ACORDAM OS JUÍZES NO TRIBUNAL DE SEGUNDA INSTÂNCIA DA R.A.E.M.:

I - Relatório
Por despacho de 06/10/2016, declarou-se a incompetência do Tribunal Judicial de Base para julgar a acção e ordenou-se a remessa dos autos para o Tribunal Administrativo.
Dessa decisão vem recorrer a Autora Moon Ocean Ltd., alegando, em sede de conclusão, o seguinte:
A. O entendimento subjacente à decisão de declaração de incompetência proferida pelo tribunal a quo é errado, na medida em que assenta:
* Em primeiro lugar, numa errada interpretação do Acórdão do TUI de 22.06.2016, citado na sentença recorrida;
* Em segundo lugar, numa visão ficcionada e errada da realidade fáctico-jurídica;
* Numa errada interpretação do thema decidendum e das normas legais que definem a distribuição de competências entre os tribunais civis e os tribunais administrativos.
Com efeito,
B. Contrariamente ao que se sustenta na sentença recorrida, do referido Acórdão do TUI não resulta que a nulidade dos contratos de concessão tenha de ser declarada judicialmente para que possam extrair-se as consequências legais dessa nulidade;
C. A Administração afirmou expressamente não necessitar de recorrer aos tribunais para extrair justamente as referidas consequências legais da nulidade dos contratos - a saber, a reversão dos direitos resultantes da concessão para as Sociedades Transmitentes;
D. Tal reversão operou-se por efeito do despacho do CE de 8.8.12, e foi levada pela própria Administração à Conservatória do Registo Predial, mediante o averbamento da nulidade da transmissão para a ora Recorrente dos direitos resultantes da concessão por arrendamento dos Lotes, o que determinou o cancelamento da inscrição de tais direitos a favor daquela, voltando os referidos direitos a estar inscritos a favor das Sociedades Transmitentes,
E. De onde resulta que o entendimento subjacente à sentença recorrida - no sentido de a procedência dos pedidos da Recorrente depender de uma declaração judicial de nulidade dos contratos de concessão - assenta numa errada interpretação do referido Acórdão do TUI e da realidade fáctico-jurídica,
F. Uma vez que, por um lado, do Acórdão do TUI resulta o entendimento contrário ao sustentado na sentença recorrida, e, por outro, a realidade fáctico-jurídica revela que já se verificou parte das consequências legais que resultam da nulidade dos contratos de concessão,
G. Sendo que o que a Recorrente pretende no presente pleito é apenas que seja extraída a parte restante dessas consequências, a saber, a restituição do preço que pagou pela transmissão dos direitos resultantes da concessão dos terrenos e a compensação pelas benfeitorias que neles realizou.
Por outro lado,
H. O objecto da presente acção não versa sobre a interpretação, execução ou validade dos contratos de transmissão dos direitos resultantes da concessão, por arrendamento, dos Lotes. O que se discute na presente acção são apenas as consequências legais que devem ser extraídas daquela nulidade, e já não as razões ou fundamentos da mesma.
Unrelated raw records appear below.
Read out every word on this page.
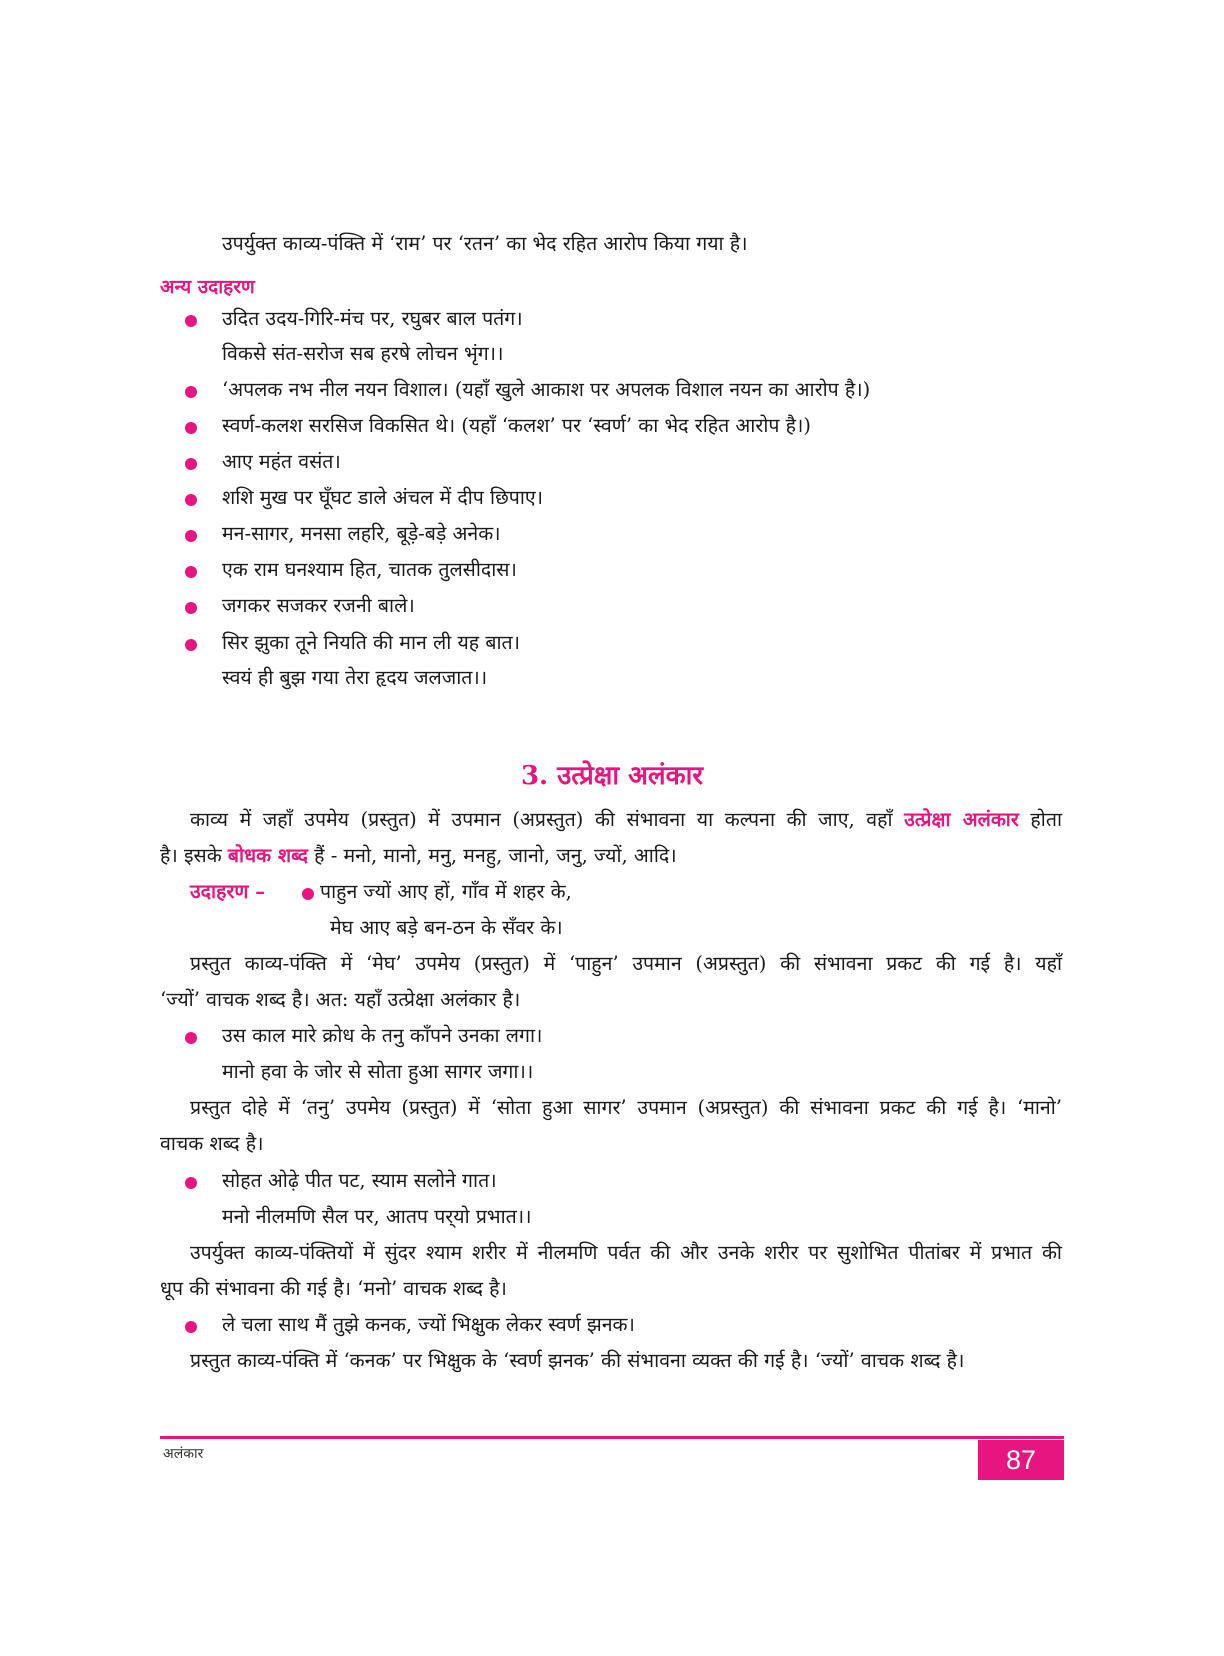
उपर्युक्त काव्य-पंक्ति में ‘राम’ पर ‘रतन’ का भेद रहित आरोप किया गया है।
अन्य उदाहरण
उदित उदय-गिरि-मंच पर, रघुबर बाल पतंग।
विकसे संत-सरोज सब हरषे लोचन भृंग।।
‘अपलक नभ नील नयन विशाल। (यहाँ खुले आकाश पर अपलक विशाल नयन का आरोप है।)
स्वर्ण-कलश सरसिज विकसित थे। (यहाँ ‘कलश’ पर ‘स्वर्ण’ का भेद रहित आरोप है।)
आए महंत वसंत।
शशि मुख पर घूँघट डाले अंचल में दीप छिपाए।
मन-सागर, मनसा लहरि, बूड़े-बड़े अनेक।
एक राम घनश्याम हित, चातक तुलसीदास।
जगकर सजकर रजनी बाले।
सिर झुका तूने नियति की मान ली यह बात।
स्वयं ही बुझ गया तेरा हृदय जलजात।।
3. उत्प्रेक्षा अलंकार
काव्य में जहाँ उपमेय (प्रस्तुत) में उपमान (अप्रस्तुत) की संभावना या कल्पना की जाए, वहाँ उत्प्रेक्षा अलंकार होता
है। इसके बोधक शब्द हैं - मनो, मानो, मनु, मनहु, जानो, जनु, ज्यों, आदि।
उदाहरण –	पाहुन ज्यों आए हों, गाँव में शहर के,
मेघ आए बड़े बन-ठन के सँवर के।
प्रस्तुत काव्य-पंक्ति में ‘मेघ’ उपमेय (प्रस्तुत) में ‘पाहुन’ उपमान (अप्रस्तुत) की संभावना प्रकट की गई है। यहाँ
‘ज्यों’ वाचक शब्द है। अत: यहाँ उत्प्रेक्षा अलंकार है।
उस काल मारे क्रोध के तनु काँपने उनका लगा।
मानो हवा के जोर से सोता हुआ सागर जगा।।
प्रस्तुत दोहे में ‘तनु’ उपमेय (प्रस्तुत) में ‘सोता हुआ सागर’ उपमान (अप्रस्तुत) की संभावना प्रकट की गई है। ‘मानो’
वाचक शब्द है।
सोहत ओढ़े पीत पट, स्याम सलोने गात।
मनो नीलमणि सैल पर, आतप पर्‌यो प्रभात।।
उपर्युक्त काव्य-पंक्तियों में सुंदर श्याम शरीर में नीलमणि पर्वत की और उनके शरीर पर सुशोभित पीतांबर में प्रभात की
धूप की संभावना की गई है। ‘मनो’ वाचक शब्द है।
ले चला साथ मैं तुझे कनक, ज्यों भिक्षुक लेकर स्वर्ण झनक।
प्रस्तुत काव्य-पंक्ति में ‘कनक’ पर भिक्षुक के ‘स्वर्ण झनक’ की संभावना व्यक्त की गई है। ‘ज्यों’ वाचक शब्द है।
अलंकार	87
I. Ou seja, a presente acção não é uma acção sobre contratos administrativos, pelo que o artigo 30.º, n.º 2, 3), (3) da LBOJ não é aplicável à presente acção.
Acresce ainda que
J. O presente litígio não emerge de uma relação jurídico-administrativa, essencialmente por três ordens de razão:
K. Primeiro, porque nenhuma das partes envolvidas no presente litígio gozou, no âmbito da relação entre elas estabelecida ao abrigo dos contratos de concessão, de poderes especiais de autoridade; ou seja, nenhuma das referidas partes actuou, no âmbito dos referidos contratos, investida de jus imperium, até porque todas elas são ou eram pessoas colectivas de direito privado.
L. Segundo, porque os contratos em causa nestes autos têm por objecto (i) a transmissão dos direitos resultantes da concessão, por arrendamento, dos Lotes (i.e., a transmissão dos direitos adquiridos pelas Sociedades Transmitentes ao abrigo dos contratos de concessão por arrendamento celebrados entre essas sociedades e a RAEM) e (ii) a revisão de algumas das cláusulas daqueles contratos de concessão celebrados entre as Sociedades Transmitentes e a RAEM,
M. Pelo que comportam uma natureza mista: na primeira parte do seu objecto, ou seja, a parte relativa à transmissão, entre sociedades de direito privado, dos direitos resultantes da concessão, têm a natureza de contratos de direito privado; na segunda parte desse objecto, i.e., a respeitante à revisão dos termos da concessão, têm, naturalmente, natureza pública,
N. Sendo que, como já se referiu, o presente litígio está apenas relacionado com a cláusula primeira dos contratos em apreço, nada tendo a ver com a parte respeitante à revisão dos termos da concessão, i.e., com a parte do contrato que deve ser qualificada como de natureza público-administrativa.
O. Terceiro, porque a relação jurídica controvertida na presente lide - a saber, as consequências da nulidade dos contratos em causa nos presente autos - é regulada por normas jurídicas de direito privado, concretamente pelo disposto no artigo 282.º do Código Civil.
P. Independentemente da qualificação que se fizer dos contratos em causa nos presentes autos, certo é que a presente acção não tem por objecto um litígio emergente desses contratos.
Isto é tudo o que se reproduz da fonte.